With no checked bags and a mobile boarding pass I was able to go straight to the lounge when I arrived at Barcelona’s El Prat International Airport this morning. Eventually I made my way towards the gate where we had a dedicated passport control area. The third person to examine my passport in that line determined that I had not yet had the talk so I was ushered to a dedicated counter for questioning. After we established that I had no bags the fun began.
Please explain your trip to Barcelona.
I’m not much of a morning person and the security theatre rarely leaves me in a good mood so I’m sure my answers were short and grumpy.
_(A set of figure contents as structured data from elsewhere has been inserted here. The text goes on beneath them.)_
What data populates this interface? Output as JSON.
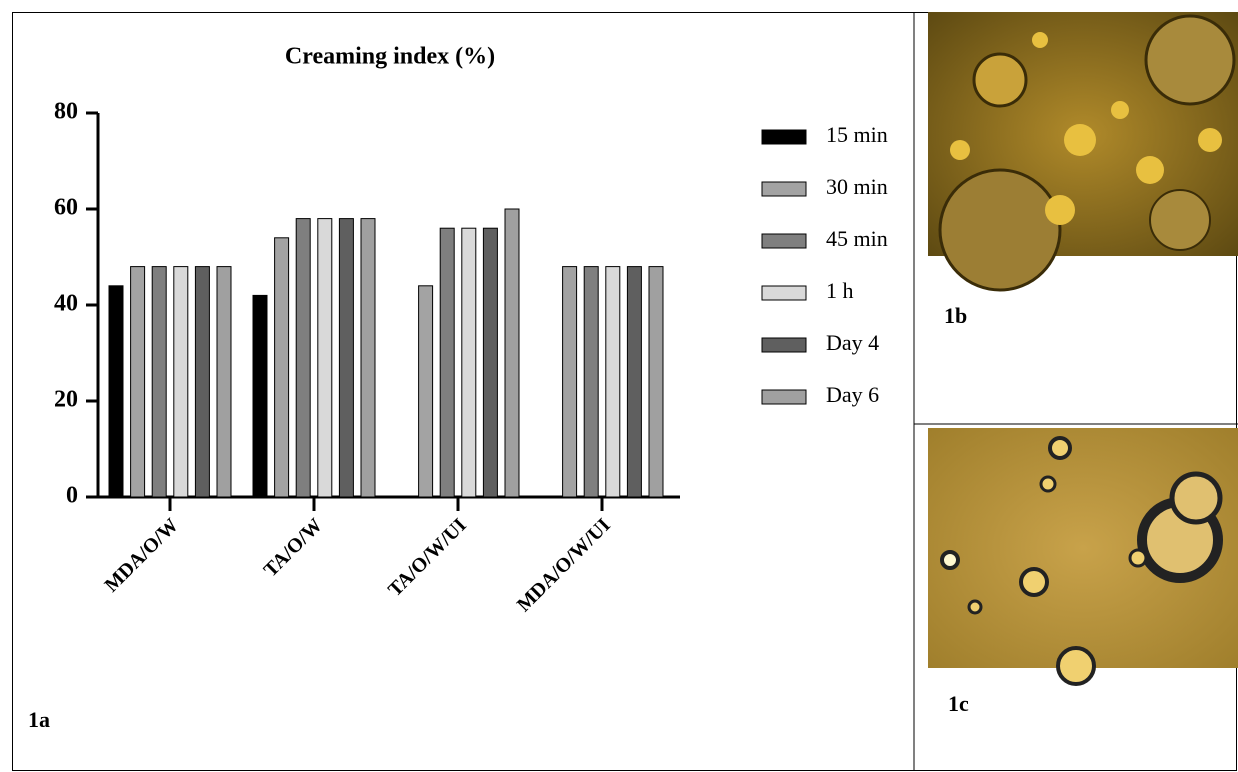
{
  "chart_data": {
    "type": "bar",
    "title": "Creaming index (%)",
    "categories": [
      "MDA/O/W",
      "TA/O/W",
      "TA/O/W/UI",
      "MDA/O/W/UI"
    ],
    "series": [
      {
        "name": "15 min",
        "color": "#000000",
        "values": [
          44,
          42,
          null,
          null
        ]
      },
      {
        "name": "30 min",
        "color": "#a3a3a3",
        "values": [
          48,
          54,
          44,
          48
        ]
      },
      {
        "name": "45 min",
        "color": "#7f7f7f",
        "values": [
          48,
          58,
          56,
          48
        ]
      },
      {
        "name": "1 h",
        "color": "#d9d9d9",
        "values": [
          48,
          58,
          56,
          48
        ]
      },
      {
        "name": "Day 4",
        "color": "#5f5f5f",
        "values": [
          48,
          58,
          56,
          48
        ]
      },
      {
        "name": "Day 6",
        "color": "#a0a0a0",
        "values": [
          48,
          58,
          60,
          48
        ]
      }
    ],
    "ylim": [
      0,
      80
    ],
    "yticks": [
      0,
      20,
      40,
      60,
      80
    ],
    "grid": false,
    "legend": "right"
  },
  "panel_labels": {
    "a": "1a",
    "b": "1b",
    "c": "1c"
  }
}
It also doesn’t help that I stayed in a random (but ultimately lovely) hotel I’d never heard of before booking it so when asked where I stayed I fumbled through the answer. I’m also sure my use of acronyms in describing the IATA WPS conference I was attending didn’t help.
Is New York City your final destination?
The questions about my professional life were slightly more interesting. Do I have an office or work from home and how far I live from the airport were among them. My answers were honest and vague, in part because I have no idea how far JFK is from the Chelsea neighborhood in Manhattan. Apparently “About an hour on the train” was a sufficient response as I was granted the special sticker and cleared to fly.
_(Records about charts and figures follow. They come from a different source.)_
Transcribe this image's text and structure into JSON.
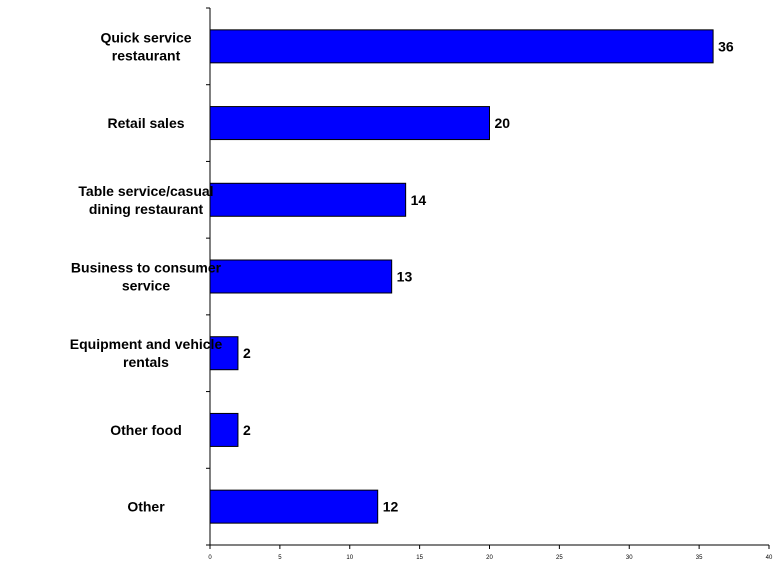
{
  "chart_data": {
    "type": "bar",
    "orientation": "horizontal",
    "categories": [
      [
        "Quick service",
        "restaurant"
      ],
      [
        "Retail sales"
      ],
      [
        "Table service/casual",
        "dining restaurant"
      ],
      [
        "Business to consumer",
        "service"
      ],
      [
        "Equipment and vehicle",
        "rentals"
      ],
      [
        "Other food"
      ],
      [
        "Other"
      ]
    ],
    "values": [
      36,
      20,
      14,
      13,
      2,
      2,
      12
    ],
    "xlim": [
      0,
      40
    ],
    "xticks": [
      0,
      5,
      10,
      15,
      20,
      25,
      30,
      35,
      40
    ],
    "grid": false,
    "legend": "none",
    "bar_color": "#0000FF",
    "bar_edge_color": "#000000"
  }
}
The agent also had a printout on the desktop with the list of SSSSelectee passengers for the flight. I probably wasn’t supposed to know how many are on the flight or who they are, but there it was during my “interrogation” process.
Maybe I’m overly cynical when it comes to the little distractions that occur in the name of security at airports. How was I supposed to know that a small Kindle eReader is now considered a tablet to be removed from carry-on bags in France last week but not in Spain this week, or that my SLR is now subject to extra screening when it hasn’t been for the prior 9 months of this year nor the prior few years. Certainly being yelled at for those “mistakes” doesn’t engender a pleasant pre-flight experience.
But if we’re depending on people not knowing the name of a hotel and how far an airport is from the city center (two things I groggily fumbled through this morning anyways) to find the bad guys I think it might be time to reconsider what the game is and how it is played.